Verslag vergadering Commissie voor Leefmilieu, Natuur, Ruimtelijke Ordening en Energie
Verslag
– Wegens de coronamaatregelen werd deze vraag om uitleg via videoconferentie behandeld.
De heer Vandenhove heeft het woord.
Minister, ik wil een opvolgvraag stellen over het gewestelijk ruimtelijk uitvoeringsplan (GRUP) rond de Leidingstraat Antwerpen-Ruhr. Daar zijn al een aantal vragen over gesteld door collega’s, en ik moet u niet vertellen dat de aankondiging over de komst van die leidingstraat voor heel wat commotie blijft zorgen in de 45 gemeenten uit Antwerpen, Limburg en Vlaams-Brabant die mogelijk getroffen zullen worden door de komst van de pijpleidingen.
Uit het groot aantal reacties die tijdens de publieke raadpleging op de startnota verzameld zijn, blijkt dat een groot aantal particulieren, gemeenten, organisaties, verenigingen enzovoort, momenteel met heel wat vragen achterblijven.
Op dit moment zou het dossier zich nog altijd in de scopingfase bevinden, waarbij de startnota evolueert naar een zogeheten scopingnota. Het planvoornemen zou in deze fase moeten verbeteren en alternatieven en varianten op de tracés worden onderzocht.
Op vroegere vragen van collega’s hebt u geantwoord dat u in oktober al enkele vraagtekens uit dit dossier zou wegnemen. Dat is door omstandigheden een paar keer uitgesteld. Ondertussen zitten we al op het einde van de maand november, dus al meer dan een maand later dan de oorspronkelijke timing die u aan de collega’s genoemd had. Vandaar mijn volgende vragen.
In de procesnota staat, en ik citeer: “Het is de ambitie om de scopingnota in september 2021 neer te leggen.

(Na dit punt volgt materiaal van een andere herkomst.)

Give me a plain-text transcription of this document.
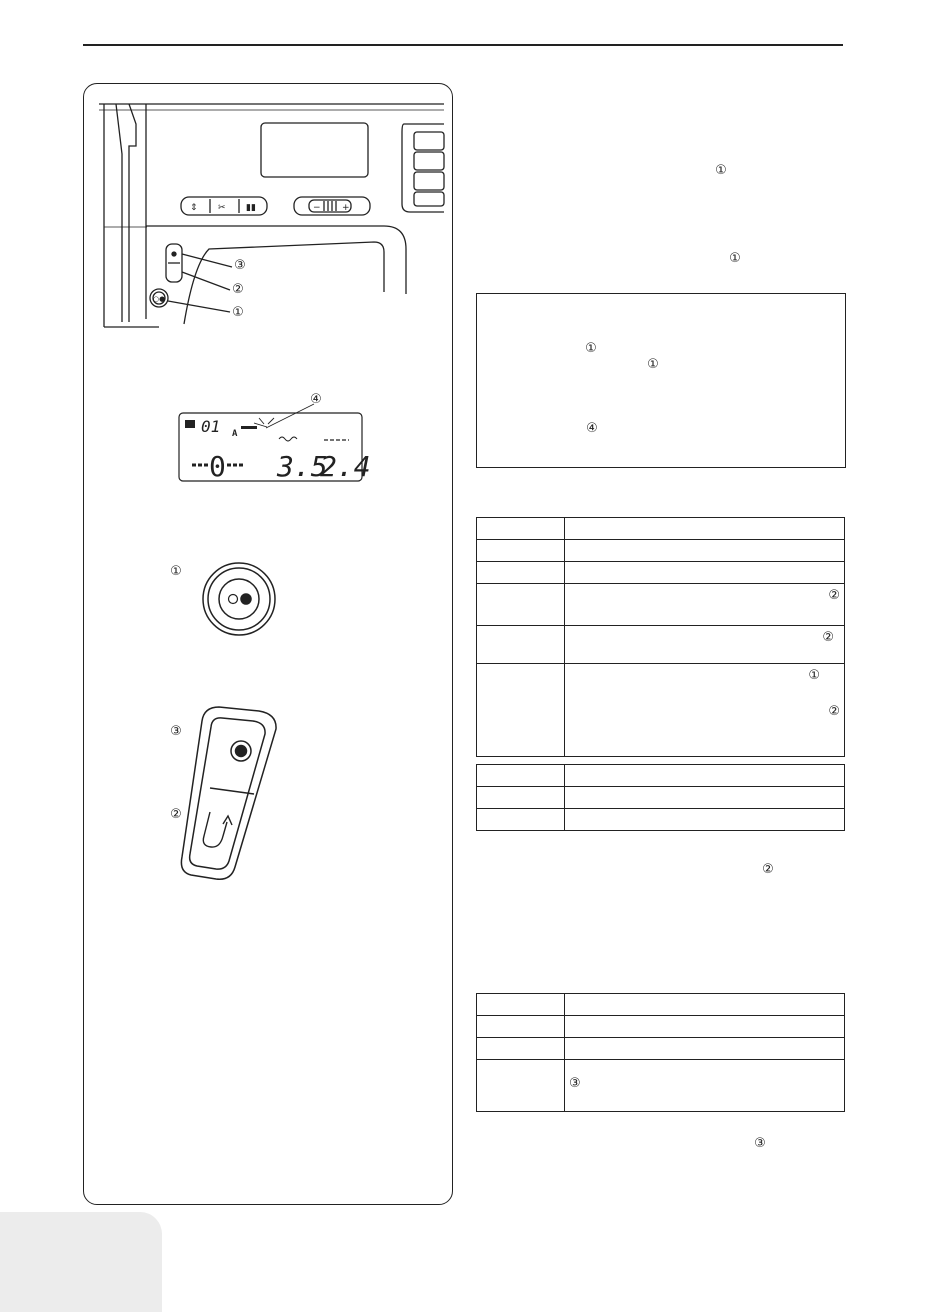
⇕ ✂ ▮▮	− +
○●
01 A
0 3.5
2.4
③
②
①
④
①
③
②
①
①
①
①
④

	②

	②

	①
②

②

	③
③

Dit is grotendeels afhankelijk van de inspraakreacties en noodzakelijke wijzigingen.” De vooropgestelde timing van september, maar ook die van oktober, werd blijkbaar niet gehaald. Minister, weet u wanneer de nota wel zal worden neergelegd? Heeft het niet behalen van deze deadline gevolgen voor de daaropvolgende deadlines? Zo ja, wat zijn de verwachte verschuivingen in de timing van het hele proces?
Kunt u inzicht geven in de alternatieven die in de publieke inspraakronde naar voren zijn gebracht? Welke alternatieven worden daarvan onderzocht, en welke niet?
Is er op dit moment concrete interesse van bedrijven uit de chemische industrie om die pijpleiding aan te leggen? Zo ja, van welke en voor welke stof? Zo’n pijpleiding heeft natuurlijk slechts zin als er voldoende klanten zijn, om het zo uit te drukken.
Een factcheck uit De Standaard wees onlangs uit dat een toename van het transport per pijpleiding niet betekent dat er een afname van het wegverkeer is. Met andere woorden, de bedoeling van de pijpleidingen geven uiteindelijk niet het resultaat dat daarvan zou kunnen worden verwacht. Pijpleidingen leiden wellicht net tot extra capaciteit bij wegvervoer. Op welke manier zult u erover waken dat deze pijpleidingen niet tot meer vervoer over de weg zullen leiden?
Ten slotte verwijs ik nog eens naar De Standaard, waarin onlangs geschreven werd dat de bodemstructuur van landbouwgrond na de aanleg van leidingen niet volledig hersteld wordt. Volgens experten duurt het jaren om de effecten van de verstoring in de grondlagen weg te werken. Wat zult u ondernemen om het waardeverlies van deze gronden te compenseren?
Minister Demir heeft het woord.
Ik heb in deze commissie al eerder op uw vraag aangegeven dat het aantal inspraakreacties gigantisch was. Er waren 4300 inspraakreacties. We hebben ook gezegd dat we al die reacties goed zullen bekijken. Er is heel wat bezorgdheid over de impact van de tracés op natuur en op woningen en gebouwen.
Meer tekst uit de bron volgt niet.